Certainly when the policy-setting committee of the Federal Reserve forecasts the long continuation of a low-rate environment, the act of taking on additional interest-rate risk suddenly looks a lot less threatening. But banks that look at the FOMC's stance and feel emboldened to take on more interest-rate exposure than they already have may wind up with a Groundhog's Day experience of their own, finding their regulators once again sniffing around their securities portfolios for signs of trouble.
"The danger is that in the interest of trying to preserve their spread, people go further out" the yield curve, longtime independent bank consultant Bert Ely says, "and when rates go back up, they get clobbered."
The lawyer and economist Robert Litan says experience has taught the industry how to prepare for changes to the interest-rate environment. "By and large, banks are a lot more nimble and less interest-rate sensitive than in the old days," says Litan, who was on the staff of the President's Council of Economic Advisers in the Carter administration and is now affiliated with the Kauffman Foundation and the Brookings Institution.
But in a static, low-rate environment, there is not much banks can do about the weakening value of noninterest-bearing deposits and the conundrum of where to reinvest cash when their securities investments mature.
"In general, a low interest-rate environment with a weak economy isn't good for banks, unless they can make up for it with fee income," Litan says. Slim chance of that, given the impact of new consumer finance regulations and the effect that all this economic sluggishness has had on loan demand.
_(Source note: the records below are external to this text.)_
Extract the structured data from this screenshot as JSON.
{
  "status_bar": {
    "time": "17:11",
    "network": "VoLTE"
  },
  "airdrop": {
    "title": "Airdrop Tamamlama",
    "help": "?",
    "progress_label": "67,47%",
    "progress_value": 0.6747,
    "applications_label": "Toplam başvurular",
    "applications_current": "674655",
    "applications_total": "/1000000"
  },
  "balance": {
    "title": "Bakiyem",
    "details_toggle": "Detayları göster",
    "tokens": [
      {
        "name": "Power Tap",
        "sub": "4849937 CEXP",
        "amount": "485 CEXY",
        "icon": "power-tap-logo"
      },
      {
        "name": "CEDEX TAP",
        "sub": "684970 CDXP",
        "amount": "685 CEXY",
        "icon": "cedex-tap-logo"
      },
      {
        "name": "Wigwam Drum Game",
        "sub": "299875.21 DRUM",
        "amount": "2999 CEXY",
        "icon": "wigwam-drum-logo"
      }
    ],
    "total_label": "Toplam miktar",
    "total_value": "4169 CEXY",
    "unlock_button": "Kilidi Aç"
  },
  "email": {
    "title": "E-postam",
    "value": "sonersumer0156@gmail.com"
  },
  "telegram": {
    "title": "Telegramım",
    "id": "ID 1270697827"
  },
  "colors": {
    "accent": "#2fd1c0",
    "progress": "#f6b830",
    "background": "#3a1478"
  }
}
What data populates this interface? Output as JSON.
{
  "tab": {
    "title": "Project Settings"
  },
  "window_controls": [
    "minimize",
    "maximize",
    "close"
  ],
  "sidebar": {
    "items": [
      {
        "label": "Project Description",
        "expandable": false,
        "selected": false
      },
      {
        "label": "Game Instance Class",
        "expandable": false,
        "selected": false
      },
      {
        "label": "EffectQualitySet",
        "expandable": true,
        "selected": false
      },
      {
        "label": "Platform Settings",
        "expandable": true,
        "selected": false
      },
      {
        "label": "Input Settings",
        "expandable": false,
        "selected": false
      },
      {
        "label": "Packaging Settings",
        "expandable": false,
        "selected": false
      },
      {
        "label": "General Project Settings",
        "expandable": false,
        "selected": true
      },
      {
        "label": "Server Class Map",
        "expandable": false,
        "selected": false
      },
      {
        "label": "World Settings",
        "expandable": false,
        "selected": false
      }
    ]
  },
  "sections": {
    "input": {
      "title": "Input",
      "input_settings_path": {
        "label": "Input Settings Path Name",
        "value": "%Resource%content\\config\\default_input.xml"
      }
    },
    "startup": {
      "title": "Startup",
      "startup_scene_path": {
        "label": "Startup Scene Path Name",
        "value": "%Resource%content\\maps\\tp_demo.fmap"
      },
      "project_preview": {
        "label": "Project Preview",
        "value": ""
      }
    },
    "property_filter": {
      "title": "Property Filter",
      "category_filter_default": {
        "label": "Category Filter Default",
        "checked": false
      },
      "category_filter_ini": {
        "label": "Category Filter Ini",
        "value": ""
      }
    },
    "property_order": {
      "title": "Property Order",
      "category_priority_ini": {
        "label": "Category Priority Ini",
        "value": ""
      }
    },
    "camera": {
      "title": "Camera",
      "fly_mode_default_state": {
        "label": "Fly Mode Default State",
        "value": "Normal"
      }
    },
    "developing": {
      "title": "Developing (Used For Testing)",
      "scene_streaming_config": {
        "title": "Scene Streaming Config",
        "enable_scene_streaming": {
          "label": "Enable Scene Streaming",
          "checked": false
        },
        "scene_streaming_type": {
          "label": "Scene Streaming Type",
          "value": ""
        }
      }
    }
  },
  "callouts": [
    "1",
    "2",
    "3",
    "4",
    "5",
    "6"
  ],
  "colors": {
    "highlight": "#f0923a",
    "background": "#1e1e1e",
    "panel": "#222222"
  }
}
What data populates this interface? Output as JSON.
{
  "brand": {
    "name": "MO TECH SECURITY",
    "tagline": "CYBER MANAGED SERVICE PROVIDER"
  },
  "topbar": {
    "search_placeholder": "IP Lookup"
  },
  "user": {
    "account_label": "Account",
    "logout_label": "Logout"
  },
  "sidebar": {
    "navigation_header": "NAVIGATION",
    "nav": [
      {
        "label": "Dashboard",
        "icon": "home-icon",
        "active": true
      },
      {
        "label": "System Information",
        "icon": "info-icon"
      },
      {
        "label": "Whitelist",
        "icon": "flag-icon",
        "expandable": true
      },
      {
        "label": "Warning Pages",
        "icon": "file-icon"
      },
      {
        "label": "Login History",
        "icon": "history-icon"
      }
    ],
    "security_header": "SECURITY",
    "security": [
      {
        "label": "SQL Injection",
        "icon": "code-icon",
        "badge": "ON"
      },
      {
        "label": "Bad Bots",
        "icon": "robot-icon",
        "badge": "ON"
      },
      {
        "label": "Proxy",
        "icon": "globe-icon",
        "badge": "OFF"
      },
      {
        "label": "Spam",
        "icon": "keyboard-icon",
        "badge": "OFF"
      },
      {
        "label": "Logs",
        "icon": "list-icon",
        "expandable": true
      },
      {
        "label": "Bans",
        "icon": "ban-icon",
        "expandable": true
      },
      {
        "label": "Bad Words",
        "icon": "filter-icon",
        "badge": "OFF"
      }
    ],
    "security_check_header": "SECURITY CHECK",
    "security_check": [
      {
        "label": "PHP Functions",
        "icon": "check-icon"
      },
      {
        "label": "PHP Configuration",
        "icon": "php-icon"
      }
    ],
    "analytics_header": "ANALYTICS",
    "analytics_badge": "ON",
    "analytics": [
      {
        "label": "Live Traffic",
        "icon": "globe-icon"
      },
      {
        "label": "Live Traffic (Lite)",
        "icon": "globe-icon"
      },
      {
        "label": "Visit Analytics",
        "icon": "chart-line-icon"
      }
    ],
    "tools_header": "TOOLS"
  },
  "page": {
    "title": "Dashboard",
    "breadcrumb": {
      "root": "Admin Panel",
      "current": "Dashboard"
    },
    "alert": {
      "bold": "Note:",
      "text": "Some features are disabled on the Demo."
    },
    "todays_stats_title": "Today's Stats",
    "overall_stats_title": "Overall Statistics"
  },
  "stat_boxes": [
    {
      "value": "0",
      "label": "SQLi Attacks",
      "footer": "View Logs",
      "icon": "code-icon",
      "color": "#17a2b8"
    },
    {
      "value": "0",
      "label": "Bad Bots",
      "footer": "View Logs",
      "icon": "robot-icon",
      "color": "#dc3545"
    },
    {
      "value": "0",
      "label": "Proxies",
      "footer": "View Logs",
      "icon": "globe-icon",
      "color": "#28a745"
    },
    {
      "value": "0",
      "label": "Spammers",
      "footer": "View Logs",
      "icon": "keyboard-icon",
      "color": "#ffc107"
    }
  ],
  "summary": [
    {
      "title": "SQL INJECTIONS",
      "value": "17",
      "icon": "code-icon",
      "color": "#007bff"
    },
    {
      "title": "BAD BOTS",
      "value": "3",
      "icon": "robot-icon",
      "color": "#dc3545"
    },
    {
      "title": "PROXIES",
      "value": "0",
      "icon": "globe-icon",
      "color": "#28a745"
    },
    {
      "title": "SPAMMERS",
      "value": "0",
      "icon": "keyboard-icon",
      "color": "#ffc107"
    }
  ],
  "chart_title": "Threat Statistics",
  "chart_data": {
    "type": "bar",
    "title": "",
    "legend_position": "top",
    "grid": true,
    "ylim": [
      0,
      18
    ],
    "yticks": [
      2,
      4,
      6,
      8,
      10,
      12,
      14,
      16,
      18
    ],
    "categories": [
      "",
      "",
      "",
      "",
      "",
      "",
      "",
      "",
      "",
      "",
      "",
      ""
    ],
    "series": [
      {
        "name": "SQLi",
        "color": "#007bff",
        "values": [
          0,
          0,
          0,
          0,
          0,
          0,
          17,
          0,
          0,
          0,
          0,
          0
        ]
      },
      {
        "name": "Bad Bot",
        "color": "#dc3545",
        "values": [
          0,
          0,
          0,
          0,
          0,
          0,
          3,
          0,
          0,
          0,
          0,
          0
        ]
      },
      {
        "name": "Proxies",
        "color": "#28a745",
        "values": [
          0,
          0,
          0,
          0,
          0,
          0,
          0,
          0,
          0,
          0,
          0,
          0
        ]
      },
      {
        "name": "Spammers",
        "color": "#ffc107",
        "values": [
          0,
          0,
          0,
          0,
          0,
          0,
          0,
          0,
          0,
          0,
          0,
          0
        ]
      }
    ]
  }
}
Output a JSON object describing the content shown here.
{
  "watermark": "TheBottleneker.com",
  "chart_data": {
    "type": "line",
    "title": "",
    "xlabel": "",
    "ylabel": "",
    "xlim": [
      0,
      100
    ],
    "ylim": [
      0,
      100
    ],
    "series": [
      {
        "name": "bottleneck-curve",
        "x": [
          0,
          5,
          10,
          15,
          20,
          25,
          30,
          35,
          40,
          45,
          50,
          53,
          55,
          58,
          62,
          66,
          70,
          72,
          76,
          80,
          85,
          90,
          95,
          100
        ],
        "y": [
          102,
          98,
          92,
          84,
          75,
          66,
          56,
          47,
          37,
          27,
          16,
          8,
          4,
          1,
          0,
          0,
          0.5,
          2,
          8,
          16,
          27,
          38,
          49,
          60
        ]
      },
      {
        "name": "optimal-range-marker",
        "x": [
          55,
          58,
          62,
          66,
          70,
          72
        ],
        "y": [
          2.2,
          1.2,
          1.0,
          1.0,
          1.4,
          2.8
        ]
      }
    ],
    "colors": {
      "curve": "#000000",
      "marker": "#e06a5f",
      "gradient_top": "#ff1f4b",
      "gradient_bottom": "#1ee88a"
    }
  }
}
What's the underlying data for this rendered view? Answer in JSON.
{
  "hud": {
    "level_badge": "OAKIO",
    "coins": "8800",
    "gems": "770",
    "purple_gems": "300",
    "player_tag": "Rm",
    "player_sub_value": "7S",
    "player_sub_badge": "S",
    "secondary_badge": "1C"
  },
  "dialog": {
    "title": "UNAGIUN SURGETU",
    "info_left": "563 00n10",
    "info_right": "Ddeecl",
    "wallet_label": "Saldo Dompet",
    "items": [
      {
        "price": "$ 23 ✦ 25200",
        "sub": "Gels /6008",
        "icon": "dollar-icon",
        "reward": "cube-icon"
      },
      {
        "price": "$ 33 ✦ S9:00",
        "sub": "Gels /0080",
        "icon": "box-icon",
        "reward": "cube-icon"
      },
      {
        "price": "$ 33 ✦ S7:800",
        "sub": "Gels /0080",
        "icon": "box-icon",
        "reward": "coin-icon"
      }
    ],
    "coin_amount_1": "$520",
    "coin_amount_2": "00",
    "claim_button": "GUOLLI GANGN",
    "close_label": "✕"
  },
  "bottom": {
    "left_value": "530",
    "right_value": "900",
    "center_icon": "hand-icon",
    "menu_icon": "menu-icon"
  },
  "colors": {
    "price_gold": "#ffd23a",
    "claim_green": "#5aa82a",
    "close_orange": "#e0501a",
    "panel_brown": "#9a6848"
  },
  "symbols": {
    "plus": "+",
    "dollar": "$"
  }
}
Despite the more troubling signals coming from the economy, most bankers had expected, right up until the FOMC's statement, that the Fed's next big move regarding rates would be to increase them. Many banks had incorporated at least some bias toward that possibility into the management of their balance sheets, with investments that would benefit when the Fed finally started reversing the rate cuts implemented during the financial crisis. And bankers were ready for that day to come.
On a July conference call to review KeyCorp's second quarter, Chief Financial Officer Jeffrey Weeden told analysts, "We certainly need an increase in short-term rates, as well as on out to probably three to five years on the yield curve, which as we all know has been very much depressed."
Of course, it goes against conventional wisdom that banks would prefer a rising-rate environment. The rule of thumb says that the industry does best when rates are falling, because the cost of deposits generally drops faster than the yield on loans. But when yields get so low that bankers would need to price deposits below zero to earn much of a spread at all, it rewrites the whole equation for how rising rates affect banks.
"Interest rates going from zero to 3 percent is very different than going from 9 percent to 12 percent," says Fred Cannon, the director of research at Keefe, Bruyette & Woods.
For now, it looks like that theory won't get tested for quite some time. But the FOMC left itself some wiggle room to commence with rate increases before mid-2013 if it sees the need, and there are three committee members—from the Federal Reserve banks of Dallas, Minneapolis and Philadelphia—who dissented from the decision to put a time stamp on the rate forecast. Presumably they would urge a revisiting of the language if the economy, or inflation, starts to perk up.
"The Fed is is making a prediction" about keeping rates low, Ely says, "not providing a guarantee."
That's one of the dangers for banks that heap more risk onto their balance sheets. For other banks, a reversal in the Fed's stance generally would be a good thing—if it is prompted by a strengthening economy. But if rates ascend due to inflation without economic growth-stagflation—or because investors get nervous enough about the U.S. situation to flee Treasuries, then that's bad for everyone.